The tunable electrical contact type in van der Waals (vdW) heterostructures plays an important role in promoting the efficiency of ultrathin electronic devices. From the first-principles calculations, the electronic properties and electrical contact type of the MoS2/Ti2C heterostructure and its ramifications MoS2/Ti2CX2 (X = S, Se, Te) heterostructures are verified. The strong interfacial interaction is found in pristine MoS2/Ti2C heterostructure, resulting in the metallization of MoS2 layer.
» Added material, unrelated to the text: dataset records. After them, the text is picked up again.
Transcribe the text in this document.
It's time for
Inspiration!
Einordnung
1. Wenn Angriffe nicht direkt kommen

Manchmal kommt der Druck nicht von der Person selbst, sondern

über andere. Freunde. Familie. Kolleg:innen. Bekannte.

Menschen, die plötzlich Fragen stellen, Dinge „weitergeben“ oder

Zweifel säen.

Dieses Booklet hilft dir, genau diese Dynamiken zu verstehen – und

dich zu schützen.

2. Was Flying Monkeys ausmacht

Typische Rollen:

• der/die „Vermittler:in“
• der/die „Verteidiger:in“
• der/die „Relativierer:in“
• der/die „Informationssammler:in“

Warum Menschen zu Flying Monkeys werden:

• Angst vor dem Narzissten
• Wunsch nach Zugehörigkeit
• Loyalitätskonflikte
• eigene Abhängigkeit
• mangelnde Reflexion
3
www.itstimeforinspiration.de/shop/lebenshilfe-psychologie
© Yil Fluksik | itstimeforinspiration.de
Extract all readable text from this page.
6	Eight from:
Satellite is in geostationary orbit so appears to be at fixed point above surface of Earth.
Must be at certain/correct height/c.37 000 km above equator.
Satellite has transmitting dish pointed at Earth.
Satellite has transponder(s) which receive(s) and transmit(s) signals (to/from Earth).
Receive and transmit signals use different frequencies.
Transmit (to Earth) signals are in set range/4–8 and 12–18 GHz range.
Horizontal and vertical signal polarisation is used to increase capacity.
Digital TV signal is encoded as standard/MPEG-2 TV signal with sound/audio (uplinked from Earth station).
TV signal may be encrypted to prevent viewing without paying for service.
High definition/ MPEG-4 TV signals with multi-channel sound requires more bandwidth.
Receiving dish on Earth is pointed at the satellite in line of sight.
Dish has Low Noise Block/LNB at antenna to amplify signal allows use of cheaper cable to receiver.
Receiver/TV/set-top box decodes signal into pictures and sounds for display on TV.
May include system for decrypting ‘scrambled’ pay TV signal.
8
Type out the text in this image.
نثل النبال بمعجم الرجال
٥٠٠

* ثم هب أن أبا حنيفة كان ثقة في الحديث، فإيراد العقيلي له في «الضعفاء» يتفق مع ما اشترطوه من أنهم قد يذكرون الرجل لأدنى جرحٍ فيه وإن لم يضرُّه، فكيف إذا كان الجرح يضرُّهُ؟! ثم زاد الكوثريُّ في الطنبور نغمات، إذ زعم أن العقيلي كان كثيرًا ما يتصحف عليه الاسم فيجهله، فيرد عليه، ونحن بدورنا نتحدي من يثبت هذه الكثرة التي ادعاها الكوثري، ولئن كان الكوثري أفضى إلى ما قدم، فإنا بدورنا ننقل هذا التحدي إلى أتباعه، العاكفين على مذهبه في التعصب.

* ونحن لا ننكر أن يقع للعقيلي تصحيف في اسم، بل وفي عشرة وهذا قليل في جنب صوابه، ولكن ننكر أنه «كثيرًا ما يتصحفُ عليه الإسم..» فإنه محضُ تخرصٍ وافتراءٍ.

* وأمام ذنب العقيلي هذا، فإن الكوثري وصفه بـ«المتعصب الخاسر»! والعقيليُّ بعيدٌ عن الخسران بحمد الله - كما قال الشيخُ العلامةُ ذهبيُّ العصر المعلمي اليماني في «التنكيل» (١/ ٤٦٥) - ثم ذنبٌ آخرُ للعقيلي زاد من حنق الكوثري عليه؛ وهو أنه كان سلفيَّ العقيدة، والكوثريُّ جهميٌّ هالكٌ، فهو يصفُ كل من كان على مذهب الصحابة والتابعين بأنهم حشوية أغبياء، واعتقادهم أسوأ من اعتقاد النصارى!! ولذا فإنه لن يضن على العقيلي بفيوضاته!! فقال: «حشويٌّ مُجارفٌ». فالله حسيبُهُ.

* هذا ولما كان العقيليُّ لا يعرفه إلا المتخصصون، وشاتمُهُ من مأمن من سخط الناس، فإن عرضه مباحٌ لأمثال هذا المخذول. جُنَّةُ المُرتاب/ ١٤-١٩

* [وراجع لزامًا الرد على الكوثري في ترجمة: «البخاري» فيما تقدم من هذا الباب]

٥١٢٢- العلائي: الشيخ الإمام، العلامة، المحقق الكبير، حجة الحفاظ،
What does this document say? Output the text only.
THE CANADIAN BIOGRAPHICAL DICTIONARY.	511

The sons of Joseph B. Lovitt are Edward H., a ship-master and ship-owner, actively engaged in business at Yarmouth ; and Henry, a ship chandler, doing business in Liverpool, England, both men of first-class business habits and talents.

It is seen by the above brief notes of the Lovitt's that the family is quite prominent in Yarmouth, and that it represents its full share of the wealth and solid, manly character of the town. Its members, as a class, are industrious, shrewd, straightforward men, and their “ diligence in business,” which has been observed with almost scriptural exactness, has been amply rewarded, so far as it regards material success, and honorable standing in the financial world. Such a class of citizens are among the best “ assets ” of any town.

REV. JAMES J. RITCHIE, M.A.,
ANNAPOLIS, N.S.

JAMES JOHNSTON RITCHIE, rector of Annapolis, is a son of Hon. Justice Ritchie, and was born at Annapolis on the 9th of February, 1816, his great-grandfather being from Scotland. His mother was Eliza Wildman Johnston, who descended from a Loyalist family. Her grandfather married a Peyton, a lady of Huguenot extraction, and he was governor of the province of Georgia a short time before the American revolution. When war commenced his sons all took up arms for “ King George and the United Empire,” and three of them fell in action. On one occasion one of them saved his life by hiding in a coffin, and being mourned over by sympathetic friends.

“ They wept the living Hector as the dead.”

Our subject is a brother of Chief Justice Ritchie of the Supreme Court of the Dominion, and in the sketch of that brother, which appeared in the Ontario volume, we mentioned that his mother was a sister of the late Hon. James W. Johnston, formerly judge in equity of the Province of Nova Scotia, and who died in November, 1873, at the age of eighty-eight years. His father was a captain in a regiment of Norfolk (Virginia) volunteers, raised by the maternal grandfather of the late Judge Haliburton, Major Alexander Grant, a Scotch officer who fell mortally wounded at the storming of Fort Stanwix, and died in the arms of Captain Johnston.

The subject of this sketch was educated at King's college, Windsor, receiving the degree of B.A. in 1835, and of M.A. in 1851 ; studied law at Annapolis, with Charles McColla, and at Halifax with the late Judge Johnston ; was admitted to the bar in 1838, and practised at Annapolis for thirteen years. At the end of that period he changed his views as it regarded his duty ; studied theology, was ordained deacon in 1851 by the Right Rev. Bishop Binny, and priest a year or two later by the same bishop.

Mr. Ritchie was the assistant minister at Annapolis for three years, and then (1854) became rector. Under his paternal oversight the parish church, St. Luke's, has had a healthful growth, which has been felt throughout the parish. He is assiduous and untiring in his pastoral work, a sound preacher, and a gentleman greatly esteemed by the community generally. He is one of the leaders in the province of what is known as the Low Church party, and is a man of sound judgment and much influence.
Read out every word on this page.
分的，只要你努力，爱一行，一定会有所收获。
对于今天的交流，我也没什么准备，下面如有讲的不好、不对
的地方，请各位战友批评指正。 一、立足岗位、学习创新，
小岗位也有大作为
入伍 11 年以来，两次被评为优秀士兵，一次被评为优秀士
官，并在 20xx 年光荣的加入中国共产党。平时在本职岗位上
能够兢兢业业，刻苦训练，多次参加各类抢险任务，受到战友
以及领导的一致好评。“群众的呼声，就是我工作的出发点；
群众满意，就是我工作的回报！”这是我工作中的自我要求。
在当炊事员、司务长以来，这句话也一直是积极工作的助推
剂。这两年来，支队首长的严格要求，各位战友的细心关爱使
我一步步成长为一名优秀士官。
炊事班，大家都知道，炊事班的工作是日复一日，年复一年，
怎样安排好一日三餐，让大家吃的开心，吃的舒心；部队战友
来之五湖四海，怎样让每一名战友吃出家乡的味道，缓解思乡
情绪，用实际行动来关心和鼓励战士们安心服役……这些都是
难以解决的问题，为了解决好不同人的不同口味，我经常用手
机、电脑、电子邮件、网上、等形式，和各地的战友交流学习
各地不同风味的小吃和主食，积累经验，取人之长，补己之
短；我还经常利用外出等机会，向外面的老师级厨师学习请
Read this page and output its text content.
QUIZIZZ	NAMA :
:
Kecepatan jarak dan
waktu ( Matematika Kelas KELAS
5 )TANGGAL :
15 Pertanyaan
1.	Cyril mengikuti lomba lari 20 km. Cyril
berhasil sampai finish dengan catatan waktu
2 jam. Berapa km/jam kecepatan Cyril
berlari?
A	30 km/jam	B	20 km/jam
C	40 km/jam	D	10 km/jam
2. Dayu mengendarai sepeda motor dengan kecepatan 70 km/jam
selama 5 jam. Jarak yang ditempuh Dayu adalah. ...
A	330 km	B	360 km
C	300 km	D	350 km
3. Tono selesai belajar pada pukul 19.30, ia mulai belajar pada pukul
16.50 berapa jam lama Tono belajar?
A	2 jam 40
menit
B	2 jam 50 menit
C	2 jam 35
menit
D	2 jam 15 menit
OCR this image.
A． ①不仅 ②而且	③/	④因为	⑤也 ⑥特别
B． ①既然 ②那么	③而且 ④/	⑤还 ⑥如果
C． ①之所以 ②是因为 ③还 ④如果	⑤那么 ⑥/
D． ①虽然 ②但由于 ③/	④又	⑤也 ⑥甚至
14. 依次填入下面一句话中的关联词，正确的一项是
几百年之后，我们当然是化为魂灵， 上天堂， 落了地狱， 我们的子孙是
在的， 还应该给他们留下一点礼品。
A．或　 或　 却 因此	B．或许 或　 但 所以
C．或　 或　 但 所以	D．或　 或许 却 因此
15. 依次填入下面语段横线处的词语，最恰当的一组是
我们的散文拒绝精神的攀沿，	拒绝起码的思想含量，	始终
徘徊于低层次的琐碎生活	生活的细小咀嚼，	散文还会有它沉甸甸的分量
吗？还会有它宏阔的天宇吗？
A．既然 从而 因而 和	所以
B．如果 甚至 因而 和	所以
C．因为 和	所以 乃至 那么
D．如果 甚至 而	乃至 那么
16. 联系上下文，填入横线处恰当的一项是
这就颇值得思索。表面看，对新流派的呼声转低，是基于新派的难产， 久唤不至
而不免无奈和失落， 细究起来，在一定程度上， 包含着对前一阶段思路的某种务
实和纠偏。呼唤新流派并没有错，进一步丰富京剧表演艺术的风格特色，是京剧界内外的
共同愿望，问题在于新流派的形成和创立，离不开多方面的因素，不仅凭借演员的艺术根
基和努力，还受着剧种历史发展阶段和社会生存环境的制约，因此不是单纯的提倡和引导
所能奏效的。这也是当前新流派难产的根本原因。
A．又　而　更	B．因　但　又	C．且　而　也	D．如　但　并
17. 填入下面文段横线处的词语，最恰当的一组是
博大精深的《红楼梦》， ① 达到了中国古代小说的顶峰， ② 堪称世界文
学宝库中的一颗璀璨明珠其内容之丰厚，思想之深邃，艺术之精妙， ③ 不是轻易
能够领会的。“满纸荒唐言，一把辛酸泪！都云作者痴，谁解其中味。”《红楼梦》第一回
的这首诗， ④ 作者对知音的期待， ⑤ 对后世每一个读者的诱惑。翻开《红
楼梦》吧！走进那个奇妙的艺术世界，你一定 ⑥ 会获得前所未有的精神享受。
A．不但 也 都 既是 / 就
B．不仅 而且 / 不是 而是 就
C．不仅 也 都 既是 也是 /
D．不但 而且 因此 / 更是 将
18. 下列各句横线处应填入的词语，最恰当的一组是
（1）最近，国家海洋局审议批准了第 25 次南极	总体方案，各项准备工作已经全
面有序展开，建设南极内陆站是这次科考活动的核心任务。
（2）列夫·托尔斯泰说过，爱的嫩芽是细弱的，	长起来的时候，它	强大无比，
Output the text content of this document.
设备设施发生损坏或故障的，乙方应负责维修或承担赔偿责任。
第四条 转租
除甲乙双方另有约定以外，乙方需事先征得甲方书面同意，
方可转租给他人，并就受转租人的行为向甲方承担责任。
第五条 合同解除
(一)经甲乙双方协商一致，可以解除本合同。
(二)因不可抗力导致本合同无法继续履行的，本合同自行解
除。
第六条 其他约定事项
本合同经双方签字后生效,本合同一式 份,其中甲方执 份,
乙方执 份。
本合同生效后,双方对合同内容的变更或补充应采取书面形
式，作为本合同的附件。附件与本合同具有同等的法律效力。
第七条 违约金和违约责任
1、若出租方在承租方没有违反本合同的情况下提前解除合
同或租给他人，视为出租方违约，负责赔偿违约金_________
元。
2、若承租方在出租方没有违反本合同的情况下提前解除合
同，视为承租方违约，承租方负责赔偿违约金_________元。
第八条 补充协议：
The functionalization of S, Se, and Te atoms can weaken the interfacial interaction, forming metal-semiconductor contact. The p-type Schottky contact is formed in MoS2/ Ti2CS2 and MoS2/Ti2CSe2 heterostructures, while Ohmic contact is formed in MoS2/Ti2CTe2 heterostructure. The application of external electric field can efficiently modulate the contact type of MoS2/Ti2CX2 (X = Se and Te) heterostructures. The discrepancy of electron affinity of S, Se, and Te atoms leads to the different interlayer charge transfer, and thus the different electrical contact type can be realized in MoS2/Ti2CX2 (X = S, Se, Te) heterostructures. The tunable contact type makes these heterostructures become potential candidate materials for enhancing the nanoelectronic devices' efficiency.